Mathematics Form 1-4 : CHAPTER FIFTEEN – MASSS WEIGHT AND DENSITY

Specific Objectives

By the end of this topic, the learner should be able to:

1. Define mass.
2. State units of mass.
3. Convert units of mass from one form to another.
4. Define weight.
5. State units of weight.
6. Distinguish between mass and weight.
7. Relate volume, mass, and density.

Content

1. Mass and units of mass.
2. Weight and units of weight.
3. Density.
4. Problem solving involving real-life experiences on mass, volume, density, and weight.

Introduction

Mass

The mass of an object is the quantity of matter it contains. Mass is a constant quantity regardless of the object’s location. Matter is anything that occupies space. The three states of matter are solid, liquid, and gas.

The SI unit of mass is the kilogram (kg). Other common units include the tonne, gram, and milligram.

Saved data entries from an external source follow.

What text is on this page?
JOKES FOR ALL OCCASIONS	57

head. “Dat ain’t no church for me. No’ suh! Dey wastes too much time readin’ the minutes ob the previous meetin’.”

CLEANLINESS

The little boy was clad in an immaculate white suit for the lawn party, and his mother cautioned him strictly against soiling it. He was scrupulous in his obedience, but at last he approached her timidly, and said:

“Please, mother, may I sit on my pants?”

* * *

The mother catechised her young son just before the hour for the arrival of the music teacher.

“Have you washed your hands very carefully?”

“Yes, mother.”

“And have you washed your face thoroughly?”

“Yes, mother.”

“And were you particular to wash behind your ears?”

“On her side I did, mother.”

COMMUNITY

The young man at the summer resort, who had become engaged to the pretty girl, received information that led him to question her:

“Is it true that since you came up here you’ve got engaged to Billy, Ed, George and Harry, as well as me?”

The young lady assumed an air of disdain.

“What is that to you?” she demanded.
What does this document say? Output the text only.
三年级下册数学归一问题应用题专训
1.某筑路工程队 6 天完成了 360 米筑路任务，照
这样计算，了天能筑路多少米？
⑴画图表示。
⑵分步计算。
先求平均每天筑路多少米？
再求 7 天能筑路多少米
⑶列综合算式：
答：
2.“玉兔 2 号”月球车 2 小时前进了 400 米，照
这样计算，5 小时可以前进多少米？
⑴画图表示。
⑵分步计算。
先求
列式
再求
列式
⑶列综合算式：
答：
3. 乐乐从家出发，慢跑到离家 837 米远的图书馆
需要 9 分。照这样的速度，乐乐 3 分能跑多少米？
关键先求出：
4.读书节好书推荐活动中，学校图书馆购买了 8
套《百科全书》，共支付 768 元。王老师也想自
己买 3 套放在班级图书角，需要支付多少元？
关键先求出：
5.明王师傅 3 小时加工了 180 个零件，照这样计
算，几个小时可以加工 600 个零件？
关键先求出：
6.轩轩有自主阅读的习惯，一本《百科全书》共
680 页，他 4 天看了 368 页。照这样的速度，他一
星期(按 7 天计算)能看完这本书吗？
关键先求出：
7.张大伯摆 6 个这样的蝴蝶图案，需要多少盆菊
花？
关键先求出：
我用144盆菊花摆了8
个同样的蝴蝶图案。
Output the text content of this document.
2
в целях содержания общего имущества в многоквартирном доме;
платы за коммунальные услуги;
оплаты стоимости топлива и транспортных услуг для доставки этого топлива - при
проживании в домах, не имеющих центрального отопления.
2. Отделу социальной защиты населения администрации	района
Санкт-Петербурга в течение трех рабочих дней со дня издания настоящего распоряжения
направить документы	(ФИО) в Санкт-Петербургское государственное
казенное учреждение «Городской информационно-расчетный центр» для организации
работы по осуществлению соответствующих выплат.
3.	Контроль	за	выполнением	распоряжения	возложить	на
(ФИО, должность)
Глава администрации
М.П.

The following table shows units of mass and their equivalents in kilograms.

Weight

The weight of an object on Earth is the force exerted on it by Earth’s gravity. The weight of an object varies depending on its location on Earth’s surface because the gravitational pull changes with distance from the Earth’s center. For example, an object weighs more at sea level than on top of a mountain due to stronger gravitational pull at lower altitudes.

Units of Weight

The SI unit of weight is the newton (N). The gravitational pull exerted by Earth, the sun, and the moon on an object is called the force of gravity due to these bodies respectively. The force of gravity due to Earth on an object of mass 1 kg is approximately 9.8 N. The strength of Earth’s gravitational pull (symbol ‘g’) on an object at the surface is about 9.8 N/kg.

Weight of an object = mass of the object × gravitational acceleration

Weight (N) = mass (kg) × g (N/kg)

Density

Density of a substance is defined as the mass per unit volume of the substance. For a body with mass (m) in kilograms and volume (v) in cubic meters (m³), the following relationships hold:

1. Density (d) = mass (m) / volume (v)
2. Mass (m) = density (d) × volume (v)
3. Volume (v) = mass (m) / density (d)

Units of Density

The SI unit of density is kilograms per cubic meter (kg/m³). Another common unit is grams per cubic centimeter (g/cm³).

1 g/cm³ = 1,000 kg/m³

Example

Find the mass of an ice cube with side length 6 cm, given that the density of ice is 0.92 g/cm³.

Solution

Volume of cube = 6 × 6 × 6 = 216 cm³

Mass = density × volume

= 0.92 × 216

= 198.72 g

Example

Find the volume of cork with mass 48 g, given that the density of cork is 0.24 g/cm³.

Solution

Volume = mass / density

= 48 / 0.24

= 200 cm³

Example

The density of iron is 7.9 g/cm³. Convert this density to kg/m³.

Solution

1 g/cm³ = 1,000 kg/m³

7.9 g/cm³ = 7.9 × 1,000

= 7,900 kg/m³

Example

A rectangular slab of glass measures 8 cm by 2 cm by 14 cm and has a mass of 610 g. Calculate the density of the glass in kg/m³.

Solution

Volume of the slab = 8 × 2 × 14 = 224 cm³

Mass of the slab = 610 g

Density = mass / volume = 610 / 224 = 2.72 g/cm³

Convert to kg/m³: 2.72 × 1,000 = 2,720 kg/m³

End of Topic

Past KCSE Questions on the Topic

1. A square brass plate is 2 mm thick and has a mass of 1.05 kg. The density of brass is 8.4 g/cm³. Calculate the length of the plate in centimeters. (3 marks)

2. A sphere has a surface area of 18 cm². Find its density if the sphere has a mass of 100 g. (3 marks)

3. Nyahururu Municipal Council is to construct a floor of an open wholesale market whose area is 800 m². The floor is to be covered with a slab of uniform thickness 200 mm. To make the slab, sand, cement, and ballast are mixed in the ratio 3:2:3 by mass. The mass of a dry slab of volume 1 m³ is 2000 kg. Calculate:

(a) (i) The volume of the slab (2 marks)

(ii) The mass of the dry slab (2 marks)

(iii) The mass of cement to be used (2 marks)

(b) If one bag of cement weighs 50 kg, find the number of bags to be purchased (1 mark)

(c) If a lorry carries 10 tonnes of ballast, calculate the number of lorries of ballast to be purchased (3 marks)

4. A sphere has a surface area of 18.0 cm². Find its density if the sphere has a mass of 100 grammes. (3 marks)

1. A piece of metal has a volume of 20 cm³ and a mass of 300 g. Calculate the density of the metal in kg/m³.

2.5 litres of water with density 1 g/cm³ is added to 8 litres of alcohol with density 0.8 g/cm³. Calculate the density of the mixture.